Pastor Bennie Tomberlin preached a wise, passionate, courageous, and sensitive sermon, interweaving poignant lessons from the Bible with Bob Kinney’s shining life. This smalltown pastor comforted, challenged, reminisced, and most of all, shared Jesus Christ. What passage did he turn to? Genesis 5:21-24: the life and departure of Enoch.

Enoch breaks the dark rhythm of the Genesis 5 genealogy. The death-knell rings hauntingly throughout Genesis 5, but pauses at Enoch.

  • “Seth lived… he fathered… and he died” (Genesis 5:6-8).
  • “Enosh lived… he fathered… and he died” (Genesis 5:9-11).
  • “Kenan lived… he fathered… and he died” (Genesis 5:12-14).
  • “Mahalalel lived… he fathered… and he died” (Genesis 5:15-17).
  • “Jared lived… he fathered… and he died” (Genesis 5:18-20).

But then: “Enoch lived… he fathered… he walked with God… he fathered… he walked with God… and he was not, for God took him” (Genesis 5:21-24). Enoch’s life was distinguished from his contemporaries. Enoch walked with God.

But Enoch’s life was also distinguished from his contemporaries in another significant way: its length.

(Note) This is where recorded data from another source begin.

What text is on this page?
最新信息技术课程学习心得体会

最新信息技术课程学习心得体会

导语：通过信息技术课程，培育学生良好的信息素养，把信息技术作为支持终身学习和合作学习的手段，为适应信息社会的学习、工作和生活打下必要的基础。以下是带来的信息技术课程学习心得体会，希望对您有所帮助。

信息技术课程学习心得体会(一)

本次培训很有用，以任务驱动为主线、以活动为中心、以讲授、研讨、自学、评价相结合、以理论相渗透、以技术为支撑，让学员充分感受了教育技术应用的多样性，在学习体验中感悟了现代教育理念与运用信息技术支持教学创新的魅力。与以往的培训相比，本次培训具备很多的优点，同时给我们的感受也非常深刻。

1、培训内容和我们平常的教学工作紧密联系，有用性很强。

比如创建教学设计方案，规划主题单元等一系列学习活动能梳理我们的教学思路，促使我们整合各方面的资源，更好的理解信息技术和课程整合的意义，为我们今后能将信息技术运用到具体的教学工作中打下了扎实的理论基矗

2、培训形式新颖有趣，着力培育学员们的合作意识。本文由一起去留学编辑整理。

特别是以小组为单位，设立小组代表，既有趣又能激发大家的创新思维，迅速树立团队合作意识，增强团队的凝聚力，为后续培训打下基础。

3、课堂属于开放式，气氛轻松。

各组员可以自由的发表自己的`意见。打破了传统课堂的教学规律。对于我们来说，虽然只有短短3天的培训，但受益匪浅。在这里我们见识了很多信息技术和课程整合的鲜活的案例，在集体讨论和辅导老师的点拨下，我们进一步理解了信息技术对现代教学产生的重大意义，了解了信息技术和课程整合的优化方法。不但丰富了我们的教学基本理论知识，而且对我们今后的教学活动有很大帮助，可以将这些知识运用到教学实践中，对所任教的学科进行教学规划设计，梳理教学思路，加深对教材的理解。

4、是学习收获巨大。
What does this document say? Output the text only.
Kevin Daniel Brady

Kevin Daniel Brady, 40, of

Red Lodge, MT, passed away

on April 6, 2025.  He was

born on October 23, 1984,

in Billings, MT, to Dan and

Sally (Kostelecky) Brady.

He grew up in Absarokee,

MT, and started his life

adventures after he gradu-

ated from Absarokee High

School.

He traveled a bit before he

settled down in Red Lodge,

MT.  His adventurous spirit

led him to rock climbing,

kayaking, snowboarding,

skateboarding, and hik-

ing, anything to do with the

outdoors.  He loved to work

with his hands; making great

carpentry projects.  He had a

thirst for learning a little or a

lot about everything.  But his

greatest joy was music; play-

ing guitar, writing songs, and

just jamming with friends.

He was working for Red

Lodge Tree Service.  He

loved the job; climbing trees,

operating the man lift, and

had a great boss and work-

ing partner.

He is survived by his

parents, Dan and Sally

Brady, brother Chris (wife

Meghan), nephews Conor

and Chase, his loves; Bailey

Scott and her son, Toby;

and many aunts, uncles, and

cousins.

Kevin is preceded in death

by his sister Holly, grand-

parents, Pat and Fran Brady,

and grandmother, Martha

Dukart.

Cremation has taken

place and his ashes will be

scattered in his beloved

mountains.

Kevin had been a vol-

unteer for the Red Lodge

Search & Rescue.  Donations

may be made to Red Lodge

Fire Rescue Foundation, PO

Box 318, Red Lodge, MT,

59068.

Seth lived 912 years, Enosh 905, Kenan 910, Mahalalel 895, Jared 962, Methuselah 969, Lamech 777. Enoch? Only 365. Enoch’s was a life cut short, and his departure was an untimely passing. But his life was shortened by a homecoming, a heavenly invitation. Indeed: “By faith Enoch was taken up so that he should not see death, and he was not found, because God had taken him. Now before he was taken he was commended as having pleased God. And without faith it is impossible to please him, for whoever would draw near to God must believe that he exists and that he rewards those who seek him” (Hebrews 11:5-6).

Bob Kinney, said Pastor Bennie, was walking the happy peak of personal spiritual revival. He was devouring the Bible, investing in his grown children, teaching his Sunday School class with gusto, exhorting and encouraging his fellow saints, and saying (even the very morning of his death) that he was longing to see the face of God. He wanted more of God, more of God’s Word, and more gospel life and flavor and impact in his church, in his community, and around the globe. Bob Kinney was walking with God.

I hate to watch what this family is going through with a surprise death and a vibrant life cut seemingly short. I hurt to see the tears and sobs that run so much deeper and will last so much longer than just the past few days of shock and mourning. But I am so glad I got to know Bob Kinney, even for a short hour as his body lay still in the coffin beneath the pulpit. For “through his faith, though he died, he still speaks” (Hebrews 11:4b). I want to listen well, and to follow him.